Les développements en Syrie semblent indiquer que nous sommes dans une phase de changement. Mais en ce qui concerne l’élection d’un chef de l’Etat, nous devons prendre en considération plusieurs facteurs que le CPL n’a eu de cesse de répéter: nous devons essentiellement renforcer l’équilibre au sein des institutions entre les composantes du pays. Pour cela, retrouver un rôle chrétien essentiel sur la scène interne est fondamental. Or, les chrétiens pâtissent déjà d’une loi électorale qu’ils considèrent injuste à leur égard, même si la parité a été consacrée à Taëf.

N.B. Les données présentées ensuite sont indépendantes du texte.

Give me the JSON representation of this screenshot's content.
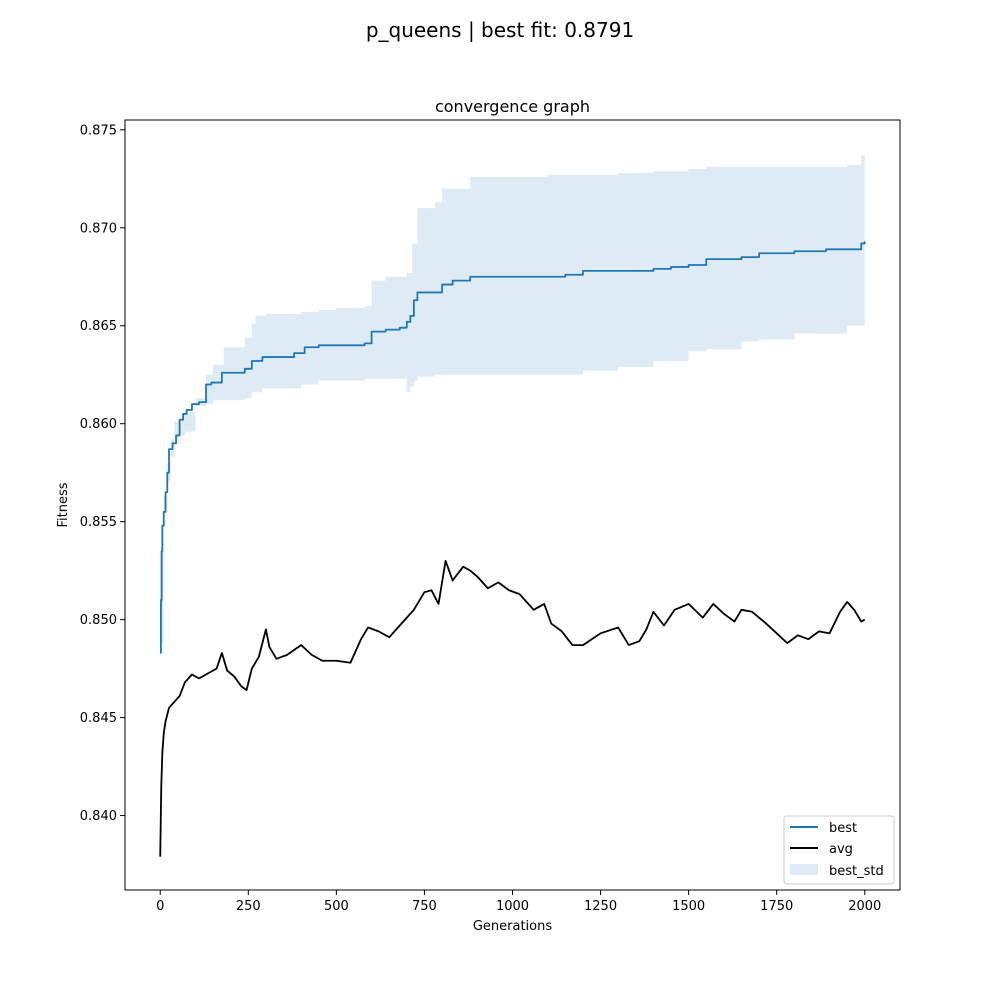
{
  "figure": {
    "suptitle": "p_queens | best fit: 0.8791"
  },
  "chart_data": {
    "type": "line",
    "title": "convergence graph",
    "xlabel": "Generations",
    "ylabel": "Fitness",
    "xlim": [
      -100,
      2100
    ],
    "ylim": [
      0.8362,
      0.8755
    ],
    "xticks": [
      0,
      250,
      500,
      750,
      1000,
      1250,
      1500,
      1750,
      2000
    ],
    "yticks": [
      0.84,
      0.845,
      0.85,
      0.855,
      0.86,
      0.865,
      0.87,
      0.875
    ],
    "grid": false,
    "legend_position": "lower-right",
    "series": [
      {
        "name": "best",
        "kind": "step-line",
        "color": "#1f77b4",
        "points": [
          [
            0,
            0.8483
          ],
          [
            2,
            0.851
          ],
          [
            4,
            0.8535
          ],
          [
            6,
            0.8548
          ],
          [
            10,
            0.8555
          ],
          [
            15,
            0.8565
          ],
          [
            20,
            0.8575
          ],
          [
            25,
            0.8587
          ],
          [
            35,
            0.859
          ],
          [
            45,
            0.8594
          ],
          [
            55,
            0.8602
          ],
          [
            65,
            0.8605
          ],
          [
            75,
            0.8607
          ],
          [
            90,
            0.861
          ],
          [
            110,
            0.8611
          ],
          [
            130,
            0.862
          ],
          [
            145,
            0.8621
          ],
          [
            175,
            0.8626
          ],
          [
            240,
            0.8628
          ],
          [
            260,
            0.8632
          ],
          [
            290,
            0.8634
          ],
          [
            380,
            0.8636
          ],
          [
            410,
            0.8639
          ],
          [
            450,
            0.864
          ],
          [
            580,
            0.8641
          ],
          [
            600,
            0.8647
          ],
          [
            640,
            0.8648
          ],
          [
            680,
            0.8649
          ],
          [
            700,
            0.8652
          ],
          [
            710,
            0.8655
          ],
          [
            720,
            0.8663
          ],
          [
            730,
            0.8667
          ],
          [
            800,
            0.8671
          ],
          [
            830,
            0.8673
          ],
          [
            880,
            0.8675
          ],
          [
            1000,
            0.8675
          ],
          [
            1150,
            0.8676
          ],
          [
            1200,
            0.8678
          ],
          [
            1300,
            0.8678
          ],
          [
            1400,
            0.8679
          ],
          [
            1450,
            0.868
          ],
          [
            1500,
            0.8681
          ],
          [
            1550,
            0.8684
          ],
          [
            1650,
            0.8685
          ],
          [
            1700,
            0.8687
          ],
          [
            1800,
            0.8688
          ],
          [
            1890,
            0.8689
          ],
          [
            1990,
            0.8692
          ],
          [
            2000,
            0.8693
          ]
        ]
      },
      {
        "name": "avg",
        "kind": "line",
        "color": "#000000",
        "points": [
          [
            0,
            0.8379
          ],
          [
            3,
            0.8415
          ],
          [
            6,
            0.8432
          ],
          [
            10,
            0.8442
          ],
          [
            15,
            0.8448
          ],
          [
            25,
            0.8455
          ],
          [
            40,
            0.8458
          ],
          [
            55,
            0.8461
          ],
          [
            70,
            0.8468
          ],
          [
            90,
            0.8472
          ],
          [
            110,
            0.847
          ],
          [
            140,
            0.8473
          ],
          [
            160,
            0.8475
          ],
          [
            175,
            0.8483
          ],
          [
            190,
            0.8474
          ],
          [
            210,
            0.8471
          ],
          [
            230,
            0.8466
          ],
          [
            245,
            0.8464
          ],
          [
            260,
            0.8475
          ],
          [
            280,
            0.8481
          ],
          [
            300,
            0.8495
          ],
          [
            310,
            0.8486
          ],
          [
            330,
            0.848
          ],
          [
            360,
            0.8482
          ],
          [
            400,
            0.8487
          ],
          [
            430,
            0.8482
          ],
          [
            460,
            0.8479
          ],
          [
            500,
            0.8479
          ],
          [
            540,
            0.8478
          ],
          [
            570,
            0.849
          ],
          [
            590,
            0.8496
          ],
          [
            620,
            0.8494
          ],
          [
            650,
            0.8491
          ],
          [
            680,
            0.8497
          ],
          [
            700,
            0.8501
          ],
          [
            720,
            0.8505
          ],
          [
            750,
            0.8514
          ],
          [
            770,
            0.8515
          ],
          [
            790,
            0.8508
          ],
          [
            810,
            0.853
          ],
          [
            830,
            0.852
          ],
          [
            860,
            0.8527
          ],
          [
            880,
            0.8525
          ],
          [
            900,
            0.8522
          ],
          [
            930,
            0.8516
          ],
          [
            960,
            0.8519
          ],
          [
            990,
            0.8515
          ],
          [
            1020,
            0.8513
          ],
          [
            1060,
            0.8505
          ],
          [
            1090,
            0.8508
          ],
          [
            1110,
            0.8498
          ],
          [
            1140,
            0.8494
          ],
          [
            1170,
            0.8487
          ],
          [
            1200,
            0.8487
          ],
          [
            1250,
            0.8493
          ],
          [
            1300,
            0.8496
          ],
          [
            1330,
            0.8487
          ],
          [
            1360,
            0.8489
          ],
          [
            1380,
            0.8495
          ],
          [
            1400,
            0.8504
          ],
          [
            1430,
            0.8497
          ],
          [
            1460,
            0.8505
          ],
          [
            1500,
            0.8508
          ],
          [
            1540,
            0.8501
          ],
          [
            1570,
            0.8508
          ],
          [
            1600,
            0.8503
          ],
          [
            1630,
            0.8499
          ],
          [
            1650,
            0.8505
          ],
          [
            1680,
            0.8504
          ],
          [
            1720,
            0.8498
          ],
          [
            1750,
            0.8493
          ],
          [
            1780,
            0.8488
          ],
          [
            1810,
            0.8492
          ],
          [
            1840,
            0.849
          ],
          [
            1870,
            0.8494
          ],
          [
            1900,
            0.8493
          ],
          [
            1930,
            0.8504
          ],
          [
            1950,
            0.8509
          ],
          [
            1970,
            0.8505
          ],
          [
            1990,
            0.8499
          ],
          [
            2000,
            0.85
          ]
        ]
      },
      {
        "name": "best_std",
        "kind": "band",
        "color": "#1f77b4",
        "opacity": 0.15,
        "upper": [
          [
            0,
            0.8488
          ],
          [
            10,
            0.8555
          ],
          [
            20,
            0.858
          ],
          [
            30,
            0.8592
          ],
          [
            40,
            0.8601
          ],
          [
            60,
            0.8605
          ],
          [
            80,
            0.8606
          ],
          [
            100,
            0.8613
          ],
          [
            130,
            0.8625
          ],
          [
            150,
            0.863
          ],
          [
            180,
            0.8639
          ],
          [
            240,
            0.8644
          ],
          [
            260,
            0.8651
          ],
          [
            270,
            0.8655
          ],
          [
            300,
            0.8656
          ],
          [
            400,
            0.8657
          ],
          [
            450,
            0.8658
          ],
          [
            500,
            0.8659
          ],
          [
            580,
            0.866
          ],
          [
            600,
            0.8673
          ],
          [
            640,
            0.8675
          ],
          [
            700,
            0.8677
          ],
          [
            715,
            0.8692
          ],
          [
            730,
            0.871
          ],
          [
            780,
            0.8713
          ],
          [
            800,
            0.872
          ],
          [
            880,
            0.8726
          ],
          [
            1000,
            0.8726
          ],
          [
            1100,
            0.8727
          ],
          [
            1200,
            0.8727
          ],
          [
            1300,
            0.8728
          ],
          [
            1400,
            0.8729
          ],
          [
            1500,
            0.873
          ],
          [
            1550,
            0.8731
          ],
          [
            1700,
            0.8731
          ],
          [
            1800,
            0.8731
          ],
          [
            1950,
            0.8732
          ],
          [
            1990,
            0.8737
          ],
          [
            2000,
            0.8737
          ]
        ],
        "lower": [
          [
            0,
            0.8472
          ],
          [
            10,
            0.8535
          ],
          [
            20,
            0.8563
          ],
          [
            30,
            0.8571
          ],
          [
            40,
            0.8583
          ],
          [
            50,
            0.8592
          ],
          [
            70,
            0.8594
          ],
          [
            100,
            0.8596
          ],
          [
            130,
            0.8609
          ],
          [
            150,
            0.861
          ],
          [
            180,
            0.8612
          ],
          [
            240,
            0.8612
          ],
          [
            260,
            0.8613
          ],
          [
            290,
            0.8616
          ],
          [
            400,
            0.8618
          ],
          [
            450,
            0.862
          ],
          [
            580,
            0.8622
          ],
          [
            600,
            0.8623
          ],
          [
            650,
            0.8623
          ],
          [
            700,
            0.8623
          ],
          [
            710,
            0.8616
          ],
          [
            720,
            0.8619
          ],
          [
            730,
            0.8622
          ],
          [
            780,
            0.8624
          ],
          [
            880,
            0.8625
          ],
          [
            1000,
            0.8625
          ],
          [
            1200,
            0.8625
          ],
          [
            1300,
            0.8627
          ],
          [
            1400,
            0.8629
          ],
          [
            1500,
            0.8632
          ],
          [
            1550,
            0.8637
          ],
          [
            1650,
            0.8638
          ],
          [
            1700,
            0.8642
          ],
          [
            1800,
            0.8643
          ],
          [
            1950,
            0.8646
          ],
          [
            1990,
            0.865
          ],
          [
            2000,
            0.865
          ]
        ]
      }
    ]
  }
}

Au niveau de la présidence, dont les prérogatives ont déjà été affaiblies, ils ont souvent été confrontés à des scénarios qui ne prennent pas en compte la volonté de leur électorat. Notre principal argument, celui de la représentativité chrétienne, n’est pas retenu. Le problème de la présidentielle ne réside pas uniquement dans le vide actuel mais, de manière plus structurelle, dans l’incapacité des chrétiens à élire, du moins depuis la fin de la Guerre civile, un président qui les représente réellement. Nous sommes un pays démocratique où chaque communauté a des droits qui doivent être préservés. D’ailleurs, ceux qui réclament la démocratie pour la Syrie devraient d’abord l’assurer dans leur pays, en ne refusant pas de donner ses droits à une des composantes essentielles du tissu social.

Actuellement, le nom de Sleiman Frangié revient en boucle. Sa rencontre avec Saad Hariri, à Paris, conforte certains observateurs dans leurs analyses: il pourrait être le prochain locataire de Baabda avec l’aval de l’Iran et de l’Arabie saoudite. Appuieriez-vous ce scénario?
Il y a quelques mois, le général Michel Aoun a également rencontré Saad Hariri et réussi à tisser un dialogue avec le Futur. Comment cela s’est-il soldé? Par un non-aboutissement du dialogue qui semblait pourtant si prometteur.

Vous dites donc que Sleiman Frangié n’a pas plus de chance que le général d’accéder à la première magistrature?
Notre camp politique est soudé et n’a jamais vacillé depuis que toutes ses composantes, dont Sleiman Frangié, ont déclaré haut et fort que leur candidat à la présidence est Michel Aoun. Et je n’ai aucun doute que sur ce plan, actuellement, rien n’a changé.

Etes-vous surpris ou contrariés par la rencontre inattendue Frangié-Hariri?
Non. Pas du tout. Pourquoi le serions-nous?

Sleiman Frangié a-t-il mis le général au courant de cette réunion qui, en fait, s’est tenue dans la discrétion la plus totale, comme si les deux hommes craignaient que les médias s’en emparent et que leurs alliés ne les boudent?
Je ne le sais pas.

Est-il possible que le président Bachar el-Assad chute en Syrie et que Frangié préside le Liban, comme certains observateurs l’avancent?
La communauté internationale est divisée en ce qui concerne la Syrie: si les Etats-Unis et certains pays de la communauté européenne réclament le départ de Bachar el-Assad, la Russie insiste sur le fait qu’il est incontournable et doit faire partie de la solution à venir. Et de fait, sur le terrain, c’est l’armée syrienne qui, à ce jour, a l’avantage. Certains avancent que si Assad tombe, la question de Daech serait résolue. Mais nous devons nous rappeler que celui-ci a existé bien avant le déclenchement de la guerre en Syrie sous d’autres appellations, dont les talibans en Afghanistan, Boko Haram en Afrique, Abou Sayyaf aux Philippines… Toutes ces forces constituent désormais une nébuleuse mondiale qu’il est urgent d’éradiquer en conjuguant tous les efforts et avant qu’il ne soit trop tard.